Here is a short video explaining how to set this up in Tinkercad:

Peer feedback

Share your plan with another student in class.

You will receive at least three pieces of constructive feedback on your sketches, and then do the same for the other student.

Once you begin work on your design in Tinkercad, you will engage in a second round of feedback with a different peer in our class.

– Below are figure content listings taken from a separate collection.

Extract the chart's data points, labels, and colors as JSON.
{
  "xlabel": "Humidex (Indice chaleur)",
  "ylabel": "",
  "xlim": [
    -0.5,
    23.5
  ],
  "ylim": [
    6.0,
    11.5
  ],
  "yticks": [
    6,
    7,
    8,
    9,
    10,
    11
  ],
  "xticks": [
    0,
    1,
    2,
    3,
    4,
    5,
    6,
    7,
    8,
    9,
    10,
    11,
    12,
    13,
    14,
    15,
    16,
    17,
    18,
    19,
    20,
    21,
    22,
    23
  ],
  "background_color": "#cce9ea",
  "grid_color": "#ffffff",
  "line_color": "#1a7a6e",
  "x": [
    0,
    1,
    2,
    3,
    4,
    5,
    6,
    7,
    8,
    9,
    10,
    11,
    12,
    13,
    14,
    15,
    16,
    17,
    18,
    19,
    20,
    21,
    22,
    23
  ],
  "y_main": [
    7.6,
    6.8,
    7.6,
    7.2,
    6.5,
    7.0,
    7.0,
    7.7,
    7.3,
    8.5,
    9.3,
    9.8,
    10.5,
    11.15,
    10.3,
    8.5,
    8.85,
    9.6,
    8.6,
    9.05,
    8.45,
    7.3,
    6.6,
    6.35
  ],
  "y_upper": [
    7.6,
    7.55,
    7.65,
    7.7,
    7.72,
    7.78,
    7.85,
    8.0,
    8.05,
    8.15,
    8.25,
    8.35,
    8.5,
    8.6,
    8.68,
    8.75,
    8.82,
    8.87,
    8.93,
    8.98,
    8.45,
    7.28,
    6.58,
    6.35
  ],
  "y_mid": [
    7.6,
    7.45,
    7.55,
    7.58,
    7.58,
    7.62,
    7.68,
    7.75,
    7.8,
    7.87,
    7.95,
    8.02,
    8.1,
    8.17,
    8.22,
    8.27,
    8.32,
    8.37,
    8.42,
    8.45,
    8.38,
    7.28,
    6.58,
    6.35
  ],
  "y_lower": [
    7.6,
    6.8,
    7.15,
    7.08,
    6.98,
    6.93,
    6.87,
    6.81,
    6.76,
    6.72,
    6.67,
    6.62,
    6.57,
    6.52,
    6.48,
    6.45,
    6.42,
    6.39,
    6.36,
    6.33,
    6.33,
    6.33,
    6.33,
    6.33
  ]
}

Be sure to document the feedback given and received (both the content of the feedback, and to whom it was provided to, or received from).

REMEMBER

Constructive feedback is:

1. Helpful
2. Specific
3. Kind

These kids can do it – you can too. 🚀

Choosing your landmark

NOTE

One person per landmark, please.

If two students really want to do the same landmark, Mr. Gordon will officiate a best-of-three rock-paper-scissors duel to decide who gets to create the landmark for this task.

Iconic Structures

Here are possibilities involving five iconic buildings from France alone:

Widely recognized and well-known globally; these structures carry international fame and symbolize larger ideas or eras:

1. Eiffel Tower (Paris, France): Metal latticework, tapering shape.
2. Taj Mahal (Agra, India): Symmetrical structure, domes, minarets.
3. Colosseum (Rome, Italy): Elliptical structure, arches, exterior ruins.
4. Sydney Opera House (Sydney, Australia): Shell-like roof structures, waterfront setting.
5. Empire State Building (New York, USA): Art deco style, height, symmetrical windows.
6. Big Ben (London, UK): Clock faces, Gothic Revival details, height proportion.
7. Sagrada Familia (Barcelona, Spain): Complex facades, spires, Gaudi’s style.
8. The Louvre (Paris, France): Historical palace and modern glass pyramid.
9. Leaning Tower of Pisa (Italy): Tilt, Romanesque architecture, cylindrical shape.
10. Chrysler Building (New York, USA): Art Deco style, terraced crown, steel cladding.
11. The Great Sphinx of Giza (Egypt): Colossal statue’s body and face, desert setting.

Landmarks

Significant, often locally or regionally recognized for historical, cultural, or architectural importance:

1. Saint Basil’s Cathedral (Moscow, Russia): Colorful onion domes, and facade patterns.
2. Neuschwanstein Castle (Germany): Romanesque Revival, towers, turrets.
3. Forbidden City (Beijing, China): Traditional Chinese architecture, symmetry.
4. Machu Picchu (Peru): Incan architecture, terraces, mountainous landscape.
5. Stonehenge (United Kingdom): Stone arrangement, a sense of antiquity.
6. The Kremlin (Russia): Palaces, cathedrals, walls, and towers.
7. Mount Rushmore (USA): Carved presidential faces, facial features, and scale.
8. The White House (USA): Neoclassical architecture, porticos, facade.
9. Himeji Castle (Japan): Traditional Japanese architecture, white exterior.

Submitting your work

Each day, share your current work-in-progress in a portfolio post, by submitting the .STL file from Tinkercad along with a fly-through video.

Reflection questions

When you are finished your 3D model, and have submitted your final design, please copy these questions into a portfolio post and respond to them:

1. What were the biggest challenges you faced when creating your 3D model, and how did you overcome them?
2. How did you ensure your model maintained accurate scale and proportion?
3. What specific details in your model do you think best represent the landmark or building you chose?
4. How did using reference images or measurements impact the accuracy of your final design?
5. How did the modeling process help you better understand the importance of planning and problem-solving?
6. In what ways did this task improve your understanding of 3D printing and its applications?
7. How does your final model demonstrate growth in your skills compared to when you started the task?